This chapter is organized as follows.  Section~\ref{akintro}
introduces the \alphakanrensp operators, and provides trivial examples
of their use.  Section~\ref{aksubst} provides a concise but useful
\alphakanrensp program that performs capture-avoiding substitution.
Section~\ref{aktypeinf} presents a second \alphakanrensp program: a
type inferencer for a subset of Scheme.

\section{Introduction to \alphakanren}\label{akintro}
\alphakanrensp extends miniKanren with two additional operators, \scheme|fresh| and \scheme|hash| (entered as {\tt hash}), and one term constructor, \scheme|tie| (entered as {\tt tie}).
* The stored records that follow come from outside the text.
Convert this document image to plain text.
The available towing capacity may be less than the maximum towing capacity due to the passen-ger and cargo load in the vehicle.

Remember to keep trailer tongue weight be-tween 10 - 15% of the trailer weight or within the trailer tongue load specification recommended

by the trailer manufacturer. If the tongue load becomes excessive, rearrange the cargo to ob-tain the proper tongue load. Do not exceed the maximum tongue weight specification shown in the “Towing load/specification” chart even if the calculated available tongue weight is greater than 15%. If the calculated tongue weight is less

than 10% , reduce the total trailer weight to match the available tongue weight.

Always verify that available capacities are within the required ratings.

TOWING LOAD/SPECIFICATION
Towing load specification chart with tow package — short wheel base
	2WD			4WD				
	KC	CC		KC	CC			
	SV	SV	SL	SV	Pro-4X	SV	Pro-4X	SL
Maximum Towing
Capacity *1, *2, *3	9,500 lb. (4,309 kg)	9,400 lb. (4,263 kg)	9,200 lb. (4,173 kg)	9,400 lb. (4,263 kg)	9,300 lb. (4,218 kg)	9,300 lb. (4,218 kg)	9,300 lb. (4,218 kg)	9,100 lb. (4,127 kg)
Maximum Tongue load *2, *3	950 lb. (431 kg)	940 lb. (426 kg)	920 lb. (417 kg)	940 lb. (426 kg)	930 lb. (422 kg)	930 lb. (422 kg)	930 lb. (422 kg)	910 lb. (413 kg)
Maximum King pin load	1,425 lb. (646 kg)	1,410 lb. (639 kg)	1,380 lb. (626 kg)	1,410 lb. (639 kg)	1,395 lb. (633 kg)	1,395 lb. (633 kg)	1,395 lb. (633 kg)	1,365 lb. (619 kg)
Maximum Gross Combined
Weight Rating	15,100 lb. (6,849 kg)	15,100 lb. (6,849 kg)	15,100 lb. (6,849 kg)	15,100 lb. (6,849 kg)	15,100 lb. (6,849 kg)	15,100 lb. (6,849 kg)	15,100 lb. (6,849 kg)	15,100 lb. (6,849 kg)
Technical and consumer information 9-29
\scheme|fresh|, which syntactically looks like \scheme|exist|,
introduces new \emph{noms} into its scope.  (Noms are also called
``names'' or ``atoms'', overloaded terminology which we avoid.)
Conceptually, a nom represents a variable name\footnote{Less commonly,
  a nom may represent a non-variable entity.  For example, a nom may
  represent a channel name in the $\pi$-calculus---see
  \citet{CheneyThesis} for details.}; however, a nom behaves more like
a constant than a variable, since it only unifies with itself or with
an unassociated variable.

\wspace

\noindent\scheme|(run* (q) (fresh (a) (== a a)))| $\Rightarrow$ \begin{schemeresponsebox}(_$_{_{0}}$)\end{schemeresponsebox}

\tspace

\noindent\scheme|(run* (q) (fresh (a) (== a 5)))| $\Rightarrow$ \begin{schemeresponsebox}()\end{schemeresponsebox}

\tspace

\noindent\scheme|(run* (q) (fresh (a b) (== a b)))| $\Rightarrow$ \begin{schemeresponsebox}()\end{schemeresponsebox}

\tspace

\noindent\scheme|(run* (q) (fresh (b) (== b q)))| $\Rightarrow$ \begin{schemeresponsebox}(a$_{_{0}}$)\end{schemeresponsebox}

\wspace

A reified nom is subscripted in the same fashion as a reified
variable, but \schemeresult|a| is used instead
of an underscore (\scheme|_|)---hence
the \begin{schemeresponsebox}(a$_{_{0}}$)\end{schemeresponsebox} in
the final example above.  \scheme|fresh| forms can be nested, which
may result in noms being shadowed.

\schemedisplayspace
\begin{schemedisplay}
(run* (q)
  (exist (x y z)
    (fresh (a)
      (== x a)
      (fresh (a b)
        (== y a)
        (== `(,x ,y ,z ,a ,b) q))))) $\Rightarrow$ 
\end{schemedisplay}
\nspace
\begin{schemeresponse}
((a$_{_{0}}$ a$_{_{1}}$ _$_{_{0}}$ a$_{_{1}}$ a$_{_{2}}$))
\end{schemeresponse}

\noindent Here \schemeresult|a$_{_{0}}$|,
\schemeresult|a$_{_{1}}$|, and
\schemeresult|a$_{_{2}}$|
represent different noms, which will not unify with each other.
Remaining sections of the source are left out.